Module 9

Question 1

What is the role of RNA pol II?

Answer 1

• eukaryotic
• expression of most genes
• 12 subunits

Question 2

What is the role of RNA pol I?

Answer 2

responsible for transcribing genes that encode rRNA molecules

Question 3

What is the role of RNA pol III?

Answer 3

responsible for transcribing the genes that encode tRNAs, 1 rRNA, and other smaller RNA molecules

Question 4

The transcriptional machinery finds a gene via. . .

Answer 4

promoter

Question 5

Regulatory sequences determine. . .

Answer 5

WHEN and HOW MUCH the gene will be transcribed
- can be at both + or - sides

Question 6

RNA pol II requires action of _____ which are required for the expression of. . .

Answer 6

general transcription factors (basal)
expression of ALL genes, e.g.

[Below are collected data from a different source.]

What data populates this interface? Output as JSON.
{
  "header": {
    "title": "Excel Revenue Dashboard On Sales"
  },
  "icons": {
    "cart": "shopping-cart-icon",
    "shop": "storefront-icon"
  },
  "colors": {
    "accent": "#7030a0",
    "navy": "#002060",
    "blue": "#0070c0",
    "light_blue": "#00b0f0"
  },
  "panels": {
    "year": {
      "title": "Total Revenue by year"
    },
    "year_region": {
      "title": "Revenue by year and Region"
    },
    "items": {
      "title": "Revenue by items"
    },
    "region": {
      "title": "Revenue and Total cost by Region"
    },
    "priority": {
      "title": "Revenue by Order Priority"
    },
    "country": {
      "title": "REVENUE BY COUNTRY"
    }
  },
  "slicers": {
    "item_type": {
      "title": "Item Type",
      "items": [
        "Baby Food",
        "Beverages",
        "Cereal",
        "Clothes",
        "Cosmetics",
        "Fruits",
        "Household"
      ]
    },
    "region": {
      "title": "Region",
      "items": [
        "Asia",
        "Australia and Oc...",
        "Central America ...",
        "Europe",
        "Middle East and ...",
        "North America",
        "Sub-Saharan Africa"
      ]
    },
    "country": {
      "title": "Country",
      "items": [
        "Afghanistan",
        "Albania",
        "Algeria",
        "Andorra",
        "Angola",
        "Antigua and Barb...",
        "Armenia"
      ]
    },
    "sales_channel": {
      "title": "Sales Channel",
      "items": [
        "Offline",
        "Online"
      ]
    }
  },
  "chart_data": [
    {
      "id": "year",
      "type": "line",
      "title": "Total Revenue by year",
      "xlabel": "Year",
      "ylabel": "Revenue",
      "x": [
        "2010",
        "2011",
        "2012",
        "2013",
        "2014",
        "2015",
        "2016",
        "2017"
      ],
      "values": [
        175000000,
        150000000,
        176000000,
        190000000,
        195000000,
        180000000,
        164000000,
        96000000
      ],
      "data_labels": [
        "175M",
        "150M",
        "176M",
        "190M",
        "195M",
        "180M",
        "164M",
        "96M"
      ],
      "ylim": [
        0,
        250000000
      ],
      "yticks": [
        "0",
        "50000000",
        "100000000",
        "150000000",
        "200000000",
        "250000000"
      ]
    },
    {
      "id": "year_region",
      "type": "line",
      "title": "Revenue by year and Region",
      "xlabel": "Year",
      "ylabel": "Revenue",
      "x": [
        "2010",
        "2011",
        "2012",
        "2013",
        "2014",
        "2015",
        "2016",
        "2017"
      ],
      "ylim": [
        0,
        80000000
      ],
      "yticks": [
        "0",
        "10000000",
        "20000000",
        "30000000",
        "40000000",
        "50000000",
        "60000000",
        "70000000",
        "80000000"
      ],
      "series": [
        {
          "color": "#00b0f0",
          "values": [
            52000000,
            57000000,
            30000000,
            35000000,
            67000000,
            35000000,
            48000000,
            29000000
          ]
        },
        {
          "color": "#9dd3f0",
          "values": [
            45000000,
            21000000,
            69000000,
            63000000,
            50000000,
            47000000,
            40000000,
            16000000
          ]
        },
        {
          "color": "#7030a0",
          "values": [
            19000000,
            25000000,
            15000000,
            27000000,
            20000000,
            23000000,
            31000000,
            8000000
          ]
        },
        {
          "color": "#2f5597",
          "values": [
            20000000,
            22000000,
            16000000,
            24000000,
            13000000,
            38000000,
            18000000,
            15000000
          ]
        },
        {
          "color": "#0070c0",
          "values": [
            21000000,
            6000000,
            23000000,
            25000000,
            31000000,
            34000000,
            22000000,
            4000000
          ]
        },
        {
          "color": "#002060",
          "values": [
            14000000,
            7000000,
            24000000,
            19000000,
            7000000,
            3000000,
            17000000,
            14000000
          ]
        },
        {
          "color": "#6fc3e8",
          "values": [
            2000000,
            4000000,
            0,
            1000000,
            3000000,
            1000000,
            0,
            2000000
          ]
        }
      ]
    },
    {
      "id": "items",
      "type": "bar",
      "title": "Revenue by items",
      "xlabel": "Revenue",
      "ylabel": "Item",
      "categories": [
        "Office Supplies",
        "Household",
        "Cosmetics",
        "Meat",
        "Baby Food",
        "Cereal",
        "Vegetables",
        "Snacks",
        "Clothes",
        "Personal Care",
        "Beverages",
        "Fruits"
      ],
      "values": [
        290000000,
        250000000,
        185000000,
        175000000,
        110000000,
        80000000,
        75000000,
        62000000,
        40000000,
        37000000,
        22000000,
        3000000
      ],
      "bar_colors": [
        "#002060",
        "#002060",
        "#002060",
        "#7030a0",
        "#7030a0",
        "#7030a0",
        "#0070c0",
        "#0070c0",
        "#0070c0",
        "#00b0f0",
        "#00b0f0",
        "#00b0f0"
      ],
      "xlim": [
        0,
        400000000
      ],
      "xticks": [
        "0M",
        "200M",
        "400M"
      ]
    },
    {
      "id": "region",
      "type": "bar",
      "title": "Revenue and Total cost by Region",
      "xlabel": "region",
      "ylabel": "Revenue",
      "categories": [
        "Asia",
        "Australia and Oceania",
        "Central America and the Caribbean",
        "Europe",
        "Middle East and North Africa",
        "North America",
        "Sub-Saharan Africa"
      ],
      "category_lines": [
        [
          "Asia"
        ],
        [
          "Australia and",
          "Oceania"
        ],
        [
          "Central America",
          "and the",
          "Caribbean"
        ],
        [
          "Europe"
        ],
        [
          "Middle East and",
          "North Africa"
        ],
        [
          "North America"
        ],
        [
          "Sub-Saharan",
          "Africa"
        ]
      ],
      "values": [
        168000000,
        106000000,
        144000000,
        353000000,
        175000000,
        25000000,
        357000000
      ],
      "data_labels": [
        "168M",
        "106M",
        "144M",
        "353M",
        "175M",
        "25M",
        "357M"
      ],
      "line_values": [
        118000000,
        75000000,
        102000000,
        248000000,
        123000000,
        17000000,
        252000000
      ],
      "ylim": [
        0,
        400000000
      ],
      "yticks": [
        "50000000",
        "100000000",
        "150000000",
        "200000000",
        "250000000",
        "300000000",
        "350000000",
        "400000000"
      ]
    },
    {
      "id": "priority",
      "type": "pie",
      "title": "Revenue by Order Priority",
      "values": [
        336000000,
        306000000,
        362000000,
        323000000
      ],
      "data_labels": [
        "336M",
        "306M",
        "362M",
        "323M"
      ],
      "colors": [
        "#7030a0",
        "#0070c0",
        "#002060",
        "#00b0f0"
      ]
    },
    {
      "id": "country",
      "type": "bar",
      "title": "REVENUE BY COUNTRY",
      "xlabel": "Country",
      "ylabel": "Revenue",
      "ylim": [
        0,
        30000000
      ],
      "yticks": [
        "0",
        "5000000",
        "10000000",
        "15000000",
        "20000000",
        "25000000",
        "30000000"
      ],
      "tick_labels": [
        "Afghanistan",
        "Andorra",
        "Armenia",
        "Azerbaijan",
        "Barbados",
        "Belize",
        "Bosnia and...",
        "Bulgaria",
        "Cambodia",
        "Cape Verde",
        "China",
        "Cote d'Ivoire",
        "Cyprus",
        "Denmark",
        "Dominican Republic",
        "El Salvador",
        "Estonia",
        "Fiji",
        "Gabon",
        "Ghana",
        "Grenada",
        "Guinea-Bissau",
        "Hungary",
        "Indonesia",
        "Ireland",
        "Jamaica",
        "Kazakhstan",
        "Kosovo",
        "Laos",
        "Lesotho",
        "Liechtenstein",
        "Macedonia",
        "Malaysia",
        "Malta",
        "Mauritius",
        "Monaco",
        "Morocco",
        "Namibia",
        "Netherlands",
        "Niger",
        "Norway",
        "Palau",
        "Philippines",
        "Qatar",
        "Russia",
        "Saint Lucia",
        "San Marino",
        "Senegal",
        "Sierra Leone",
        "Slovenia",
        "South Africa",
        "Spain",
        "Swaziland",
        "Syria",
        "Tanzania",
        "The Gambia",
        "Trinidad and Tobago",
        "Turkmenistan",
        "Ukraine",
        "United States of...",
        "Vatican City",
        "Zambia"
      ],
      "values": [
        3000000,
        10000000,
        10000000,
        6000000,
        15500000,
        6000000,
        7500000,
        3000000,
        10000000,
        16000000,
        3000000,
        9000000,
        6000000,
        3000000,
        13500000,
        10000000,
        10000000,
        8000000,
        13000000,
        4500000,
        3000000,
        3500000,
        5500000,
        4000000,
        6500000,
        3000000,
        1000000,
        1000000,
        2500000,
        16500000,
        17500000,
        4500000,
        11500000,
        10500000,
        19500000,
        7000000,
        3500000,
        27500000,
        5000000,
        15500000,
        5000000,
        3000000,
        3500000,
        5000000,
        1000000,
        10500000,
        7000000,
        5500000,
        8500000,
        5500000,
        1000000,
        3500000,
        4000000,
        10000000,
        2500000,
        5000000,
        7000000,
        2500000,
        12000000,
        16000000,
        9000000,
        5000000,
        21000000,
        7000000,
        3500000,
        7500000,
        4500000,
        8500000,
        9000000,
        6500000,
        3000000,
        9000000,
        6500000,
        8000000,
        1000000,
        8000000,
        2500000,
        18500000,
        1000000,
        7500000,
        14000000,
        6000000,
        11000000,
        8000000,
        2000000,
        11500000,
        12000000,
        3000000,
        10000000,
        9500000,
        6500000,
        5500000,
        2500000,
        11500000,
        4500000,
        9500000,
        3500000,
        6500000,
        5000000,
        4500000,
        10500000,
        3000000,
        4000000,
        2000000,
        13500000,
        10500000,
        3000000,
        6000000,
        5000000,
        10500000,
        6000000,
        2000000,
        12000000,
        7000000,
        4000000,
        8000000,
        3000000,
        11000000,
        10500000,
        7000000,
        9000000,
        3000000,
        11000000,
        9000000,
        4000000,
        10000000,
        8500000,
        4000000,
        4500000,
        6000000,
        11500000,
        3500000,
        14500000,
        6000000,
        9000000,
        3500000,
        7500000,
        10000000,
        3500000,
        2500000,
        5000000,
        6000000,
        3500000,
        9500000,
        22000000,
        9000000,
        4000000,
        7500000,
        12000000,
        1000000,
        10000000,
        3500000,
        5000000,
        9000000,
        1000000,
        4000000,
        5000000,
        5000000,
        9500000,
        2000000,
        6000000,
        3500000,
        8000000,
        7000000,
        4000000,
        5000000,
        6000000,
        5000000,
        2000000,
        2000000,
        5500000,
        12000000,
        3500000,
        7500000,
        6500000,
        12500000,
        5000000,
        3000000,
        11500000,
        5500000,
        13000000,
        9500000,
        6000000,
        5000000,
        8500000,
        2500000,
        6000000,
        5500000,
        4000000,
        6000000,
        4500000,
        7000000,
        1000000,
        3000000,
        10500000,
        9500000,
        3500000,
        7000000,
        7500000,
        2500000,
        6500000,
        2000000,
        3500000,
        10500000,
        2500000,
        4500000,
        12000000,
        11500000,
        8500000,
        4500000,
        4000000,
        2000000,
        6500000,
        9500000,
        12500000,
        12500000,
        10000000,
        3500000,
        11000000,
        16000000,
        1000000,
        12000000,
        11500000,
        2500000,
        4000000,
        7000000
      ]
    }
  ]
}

TFIIA, B, C, . . .

Question 7

Gene regulatory proteins are also called. . .

Answer 7

transcription factors - each trans. factor regulates the expression of a subset of genes

Question 8

What is the coding strand in transcription?

Answer 8

the one that is NOT being transcribed

Question 9

What is the function of TBP? (TATA binding protein)

Answer 9

the 1st protein that binds to the promoter and recognized TATA boxes in promoters that will be transcribed

Question 10

What happens when TBP binds to TATA boxes?

Answer 10

it puts a huge dent in the DNA

• dent might make it easier for other proteins to BIND and RECOGNIZE
• dent might make it EASIER for DNA to be SEPARATED

Question 11

What is the role of the transcription factor TFIIB?

Answer 11

binds to TBP and brings in RNA pol II

Question 12

What is the role of the transcription factor TFIIH?

Answer 12

unwinds DNA at promoter (helicase activity)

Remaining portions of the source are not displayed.